My name is Joseph Larkin. I’m a published poet who is tired of playing the “publish me” game. I don’t want to waste any more of my time sendiong poems out to journals and waiting for months for them to be published or rejected. I’d rather spend my time writing. I want my work to be read by as many people as possible, so I’ll be posting poems here for all to read. But please respect my copyright
So here are a few poems for your enjoyment.

Old Man to Young Friend

 

Please take me in hand,

show me how to read

your new world:

where to go,

what to eat,

when to sleep.

You say, you’ll sleep

when you’re dead.

I thought so too,

I now say, why rush things?

I walk in circles

like Thelonious Monk

seeking lost chords,

bemused.

There is so little time.

Decisions appear so fast,

make toast,

play with dog,

read paper,

do crossword,

cross to the mailbox,

swim upstream,

cautiously.

And the worth that I see in you

is unworthy of my expression.

While you fly on vaunted wings,

I sit here in my indolence

with only wisdom to impart,

farting like an old man

enjoying the stink of years

lived so fast.

 

 

 

 

Analyzing My Friends

It’s all those college psych courses I took

Because I just couldn’t stand to look

At myself in the mirror too much

Crazy as I am and perhaps out of touch.

 

Now I use that knowledge on others

Friends who might better be treated as brothers

Are subjected to my psycho-analysis

I see some as no more than limp phalluses.

 

Others are sociopaths of the highest order

It’s them I catch crossing the decorum border

Patting backs, smiling in faces

Insinuating themselves into personal spaces.

 

The argumentative ones are the worse

Every sentence spiced with a curse

I know one who must have been conceived

Over his mama’s protests, his daddy unsheathed.

 

Then there are those who are bigger than life

Wreaking havoc, causing strife

Everywhere they go heads are turned

Watch out for them, you might get burned.

 

But me, I’m the picture of sanity

Stable am I without a hint of vanity

I look in the mirror and what do I see

Someone oh so much better than thee.

 

 

 

 

 

The Innocents

 

Ours is the power and the glory forever and ever.
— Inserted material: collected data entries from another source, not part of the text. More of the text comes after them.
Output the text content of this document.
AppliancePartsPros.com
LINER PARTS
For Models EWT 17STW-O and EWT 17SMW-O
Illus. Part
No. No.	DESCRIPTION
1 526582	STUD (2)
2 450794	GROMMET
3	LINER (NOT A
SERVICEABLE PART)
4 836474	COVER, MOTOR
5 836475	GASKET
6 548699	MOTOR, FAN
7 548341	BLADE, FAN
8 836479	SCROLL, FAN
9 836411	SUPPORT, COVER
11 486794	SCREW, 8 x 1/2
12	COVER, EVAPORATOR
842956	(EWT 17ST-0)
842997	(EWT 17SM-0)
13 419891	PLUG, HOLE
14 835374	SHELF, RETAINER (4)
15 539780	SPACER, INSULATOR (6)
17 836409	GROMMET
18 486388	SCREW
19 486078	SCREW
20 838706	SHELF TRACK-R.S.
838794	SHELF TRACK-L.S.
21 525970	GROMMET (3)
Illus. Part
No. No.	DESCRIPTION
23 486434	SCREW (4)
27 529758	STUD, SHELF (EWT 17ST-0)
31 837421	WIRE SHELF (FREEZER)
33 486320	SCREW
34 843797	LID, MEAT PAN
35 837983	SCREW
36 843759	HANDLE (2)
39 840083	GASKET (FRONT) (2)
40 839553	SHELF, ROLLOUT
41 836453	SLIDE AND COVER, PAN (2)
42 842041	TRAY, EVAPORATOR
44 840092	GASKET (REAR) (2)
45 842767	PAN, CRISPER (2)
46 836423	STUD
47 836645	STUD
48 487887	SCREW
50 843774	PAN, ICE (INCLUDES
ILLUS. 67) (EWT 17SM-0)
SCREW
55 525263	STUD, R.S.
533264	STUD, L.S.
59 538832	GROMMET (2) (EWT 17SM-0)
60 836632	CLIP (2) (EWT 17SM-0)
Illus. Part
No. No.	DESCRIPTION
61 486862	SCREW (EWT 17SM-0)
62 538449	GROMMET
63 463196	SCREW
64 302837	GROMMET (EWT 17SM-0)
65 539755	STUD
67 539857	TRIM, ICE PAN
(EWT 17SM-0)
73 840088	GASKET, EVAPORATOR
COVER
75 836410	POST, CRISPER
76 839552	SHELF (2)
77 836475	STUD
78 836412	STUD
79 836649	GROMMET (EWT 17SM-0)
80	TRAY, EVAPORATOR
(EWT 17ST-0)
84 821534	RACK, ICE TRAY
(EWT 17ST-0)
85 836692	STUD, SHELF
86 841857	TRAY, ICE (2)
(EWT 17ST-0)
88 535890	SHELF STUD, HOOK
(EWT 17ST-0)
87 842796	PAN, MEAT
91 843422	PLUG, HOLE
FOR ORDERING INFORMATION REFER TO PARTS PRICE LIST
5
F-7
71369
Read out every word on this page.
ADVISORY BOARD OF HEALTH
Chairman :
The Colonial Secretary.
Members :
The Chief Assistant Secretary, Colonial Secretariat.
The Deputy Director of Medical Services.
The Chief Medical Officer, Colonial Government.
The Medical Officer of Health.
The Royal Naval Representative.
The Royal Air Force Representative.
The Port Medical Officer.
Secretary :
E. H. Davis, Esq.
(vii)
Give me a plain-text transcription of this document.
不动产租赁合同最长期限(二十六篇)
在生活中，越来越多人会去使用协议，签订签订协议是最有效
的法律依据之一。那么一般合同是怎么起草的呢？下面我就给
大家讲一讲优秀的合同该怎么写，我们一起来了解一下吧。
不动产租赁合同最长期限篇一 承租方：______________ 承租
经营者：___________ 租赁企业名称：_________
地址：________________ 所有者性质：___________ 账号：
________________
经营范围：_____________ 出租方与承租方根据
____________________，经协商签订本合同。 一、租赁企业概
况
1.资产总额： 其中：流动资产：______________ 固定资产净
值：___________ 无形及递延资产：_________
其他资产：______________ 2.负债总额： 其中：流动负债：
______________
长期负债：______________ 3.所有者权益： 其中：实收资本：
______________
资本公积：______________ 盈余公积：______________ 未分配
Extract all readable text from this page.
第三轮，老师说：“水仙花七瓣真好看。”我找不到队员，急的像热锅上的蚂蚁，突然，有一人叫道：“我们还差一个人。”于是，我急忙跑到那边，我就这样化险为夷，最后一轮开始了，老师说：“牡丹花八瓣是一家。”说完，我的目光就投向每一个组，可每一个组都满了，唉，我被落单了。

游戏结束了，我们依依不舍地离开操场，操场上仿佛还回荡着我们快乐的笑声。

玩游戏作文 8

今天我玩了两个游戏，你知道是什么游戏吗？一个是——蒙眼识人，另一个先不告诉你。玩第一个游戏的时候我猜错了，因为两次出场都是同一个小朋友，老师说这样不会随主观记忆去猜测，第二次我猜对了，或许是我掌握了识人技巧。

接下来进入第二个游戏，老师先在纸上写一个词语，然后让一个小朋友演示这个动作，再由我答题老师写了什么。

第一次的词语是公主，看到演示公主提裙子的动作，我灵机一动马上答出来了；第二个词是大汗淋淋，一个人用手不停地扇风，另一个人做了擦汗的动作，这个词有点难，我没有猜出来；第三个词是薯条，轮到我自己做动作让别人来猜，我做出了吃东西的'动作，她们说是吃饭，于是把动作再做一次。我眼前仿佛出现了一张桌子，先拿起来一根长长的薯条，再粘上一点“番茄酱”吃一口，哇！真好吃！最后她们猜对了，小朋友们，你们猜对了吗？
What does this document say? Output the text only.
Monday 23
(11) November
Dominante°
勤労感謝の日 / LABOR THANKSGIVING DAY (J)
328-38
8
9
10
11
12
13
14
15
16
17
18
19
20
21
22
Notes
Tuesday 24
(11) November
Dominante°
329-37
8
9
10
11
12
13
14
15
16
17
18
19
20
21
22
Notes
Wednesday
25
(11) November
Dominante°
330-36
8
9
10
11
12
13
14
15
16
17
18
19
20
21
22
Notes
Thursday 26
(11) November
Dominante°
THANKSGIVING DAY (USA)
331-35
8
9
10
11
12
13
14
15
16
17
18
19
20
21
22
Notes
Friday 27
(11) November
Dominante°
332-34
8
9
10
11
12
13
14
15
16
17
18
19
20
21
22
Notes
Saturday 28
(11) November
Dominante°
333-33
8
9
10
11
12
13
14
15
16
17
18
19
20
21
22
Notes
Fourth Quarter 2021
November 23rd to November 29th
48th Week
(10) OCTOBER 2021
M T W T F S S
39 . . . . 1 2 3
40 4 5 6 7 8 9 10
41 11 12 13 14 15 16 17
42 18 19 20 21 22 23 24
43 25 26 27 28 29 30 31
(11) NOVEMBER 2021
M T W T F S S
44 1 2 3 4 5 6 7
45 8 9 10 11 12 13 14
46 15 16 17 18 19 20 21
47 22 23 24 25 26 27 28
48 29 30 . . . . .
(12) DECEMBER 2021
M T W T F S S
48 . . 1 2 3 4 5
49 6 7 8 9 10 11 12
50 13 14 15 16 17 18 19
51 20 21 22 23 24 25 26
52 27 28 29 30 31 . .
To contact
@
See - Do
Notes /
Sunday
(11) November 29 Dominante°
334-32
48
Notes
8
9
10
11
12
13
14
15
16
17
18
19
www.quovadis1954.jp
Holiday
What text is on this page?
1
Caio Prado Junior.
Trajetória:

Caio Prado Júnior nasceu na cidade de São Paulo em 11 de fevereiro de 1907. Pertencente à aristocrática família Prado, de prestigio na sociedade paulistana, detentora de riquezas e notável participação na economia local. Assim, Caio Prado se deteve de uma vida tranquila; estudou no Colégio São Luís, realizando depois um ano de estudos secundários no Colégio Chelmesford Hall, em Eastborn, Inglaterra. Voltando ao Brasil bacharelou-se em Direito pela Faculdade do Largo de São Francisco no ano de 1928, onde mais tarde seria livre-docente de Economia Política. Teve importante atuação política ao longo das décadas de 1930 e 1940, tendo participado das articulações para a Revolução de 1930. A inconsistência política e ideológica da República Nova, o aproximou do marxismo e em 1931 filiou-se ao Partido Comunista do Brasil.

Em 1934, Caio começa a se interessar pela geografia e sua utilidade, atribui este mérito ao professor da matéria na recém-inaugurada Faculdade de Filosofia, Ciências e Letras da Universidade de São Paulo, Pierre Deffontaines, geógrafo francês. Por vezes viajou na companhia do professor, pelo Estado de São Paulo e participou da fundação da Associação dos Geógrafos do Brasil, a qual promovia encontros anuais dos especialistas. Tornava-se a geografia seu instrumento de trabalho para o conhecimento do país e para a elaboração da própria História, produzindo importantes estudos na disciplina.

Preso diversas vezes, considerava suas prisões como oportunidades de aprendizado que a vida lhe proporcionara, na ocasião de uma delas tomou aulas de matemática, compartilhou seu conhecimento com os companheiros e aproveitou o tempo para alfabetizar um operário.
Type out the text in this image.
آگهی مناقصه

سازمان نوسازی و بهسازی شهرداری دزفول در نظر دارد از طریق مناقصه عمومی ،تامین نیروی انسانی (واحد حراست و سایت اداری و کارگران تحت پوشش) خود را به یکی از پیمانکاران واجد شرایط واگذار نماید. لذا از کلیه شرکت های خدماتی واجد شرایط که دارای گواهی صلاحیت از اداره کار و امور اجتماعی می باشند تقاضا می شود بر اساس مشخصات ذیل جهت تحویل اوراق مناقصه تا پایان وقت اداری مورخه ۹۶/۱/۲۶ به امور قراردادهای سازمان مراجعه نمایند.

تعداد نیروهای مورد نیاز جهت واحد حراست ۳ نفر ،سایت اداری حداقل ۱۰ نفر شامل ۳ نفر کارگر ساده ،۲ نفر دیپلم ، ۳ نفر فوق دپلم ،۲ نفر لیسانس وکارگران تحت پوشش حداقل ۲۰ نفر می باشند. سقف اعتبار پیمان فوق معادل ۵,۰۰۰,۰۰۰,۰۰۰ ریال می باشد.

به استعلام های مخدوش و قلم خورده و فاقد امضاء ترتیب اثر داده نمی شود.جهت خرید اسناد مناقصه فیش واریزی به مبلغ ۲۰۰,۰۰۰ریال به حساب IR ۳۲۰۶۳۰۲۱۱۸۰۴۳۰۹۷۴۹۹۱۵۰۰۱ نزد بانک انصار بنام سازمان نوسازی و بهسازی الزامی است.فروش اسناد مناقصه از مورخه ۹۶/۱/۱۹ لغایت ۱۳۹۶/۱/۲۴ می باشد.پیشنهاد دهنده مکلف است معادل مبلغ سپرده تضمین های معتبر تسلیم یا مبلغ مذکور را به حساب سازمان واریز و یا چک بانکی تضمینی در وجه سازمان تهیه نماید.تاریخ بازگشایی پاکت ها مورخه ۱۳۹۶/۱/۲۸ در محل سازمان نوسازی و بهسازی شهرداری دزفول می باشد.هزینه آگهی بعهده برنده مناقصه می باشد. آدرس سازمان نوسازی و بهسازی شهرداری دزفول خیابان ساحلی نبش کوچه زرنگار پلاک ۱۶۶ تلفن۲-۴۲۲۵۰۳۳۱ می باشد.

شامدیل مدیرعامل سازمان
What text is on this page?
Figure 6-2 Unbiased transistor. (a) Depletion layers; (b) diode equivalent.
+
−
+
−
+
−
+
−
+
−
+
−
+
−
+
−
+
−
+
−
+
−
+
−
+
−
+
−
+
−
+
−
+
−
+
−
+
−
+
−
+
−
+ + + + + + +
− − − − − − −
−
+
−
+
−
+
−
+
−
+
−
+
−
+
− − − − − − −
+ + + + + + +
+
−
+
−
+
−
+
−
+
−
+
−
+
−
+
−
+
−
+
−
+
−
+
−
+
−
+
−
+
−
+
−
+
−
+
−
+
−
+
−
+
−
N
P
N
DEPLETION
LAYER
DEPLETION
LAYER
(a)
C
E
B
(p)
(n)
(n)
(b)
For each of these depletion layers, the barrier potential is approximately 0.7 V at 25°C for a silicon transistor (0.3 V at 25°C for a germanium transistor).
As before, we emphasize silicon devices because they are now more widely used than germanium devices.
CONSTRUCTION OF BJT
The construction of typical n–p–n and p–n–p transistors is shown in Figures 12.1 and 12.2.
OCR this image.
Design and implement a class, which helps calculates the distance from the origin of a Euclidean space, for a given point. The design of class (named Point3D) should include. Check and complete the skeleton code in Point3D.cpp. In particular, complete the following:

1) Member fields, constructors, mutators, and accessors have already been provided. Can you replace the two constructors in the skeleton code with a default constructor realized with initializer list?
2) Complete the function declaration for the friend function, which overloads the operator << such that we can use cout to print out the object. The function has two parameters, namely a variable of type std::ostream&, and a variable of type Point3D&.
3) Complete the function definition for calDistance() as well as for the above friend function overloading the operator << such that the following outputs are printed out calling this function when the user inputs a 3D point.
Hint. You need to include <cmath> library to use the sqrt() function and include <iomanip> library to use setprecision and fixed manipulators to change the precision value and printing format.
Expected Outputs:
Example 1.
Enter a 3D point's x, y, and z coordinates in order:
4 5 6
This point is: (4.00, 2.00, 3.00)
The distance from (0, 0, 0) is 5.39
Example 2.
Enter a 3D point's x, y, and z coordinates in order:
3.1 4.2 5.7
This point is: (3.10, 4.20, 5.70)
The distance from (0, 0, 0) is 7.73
Crusading children manifest magic.

 

Computers conduct them – superheroes who cannot be defeated.

Surgical strikes, smart bombs, laser-guided missiles erupt.

Far away, buildings disappear in tiny puffs of smoke.

Our children smile and show thumbs up.

 

GI Joes and Janes save the world – blow unseen bodies

to abstract bloody bits. Impersonal.

 

Yes, Jesus loves us.

 

Theirs is the glory and the power forever and ever.

Saintly children of Allah, strap homemade bombs

to bodies, blow off arms and legs and heads.

 

Good fighters slit throats, drag men through the streets

to hear their gutturing screams, strip flesh from broken bones.

 

Koranic messengers send screensful of horror

from behind the veil, shove it in the face.

 

Throat to throat, severed heads for blasted homes,

bloody bits to hold up by the hair.

 

Subhan Allah wa bihamdih

How perfect and glorified Allah is. All praise to him.

 

Yes, God loves his little lambs, every one.

 

 

 

 

 

 

 

The Dead Poet

(for my friend Chuck Thomas)

 

When last I saw you, all those years ago,

you drank and smoked too much and ranted into the night

and bet your life against the odds that you would go insane

walled up in an office like those you’d raged against.

 

I left you at your desk, puffing your pipe,

distracted, lost in a private canyon of despair,

hair in studied disarray, Whitman beard atangle,

the smell of last night’s whiskey

an oppressive memory hanging in the air.

 

Were you composing covert tirades in your head,

railing at injustices – the loss of truth and beauty and right,

telling off the state and president, protesting everything?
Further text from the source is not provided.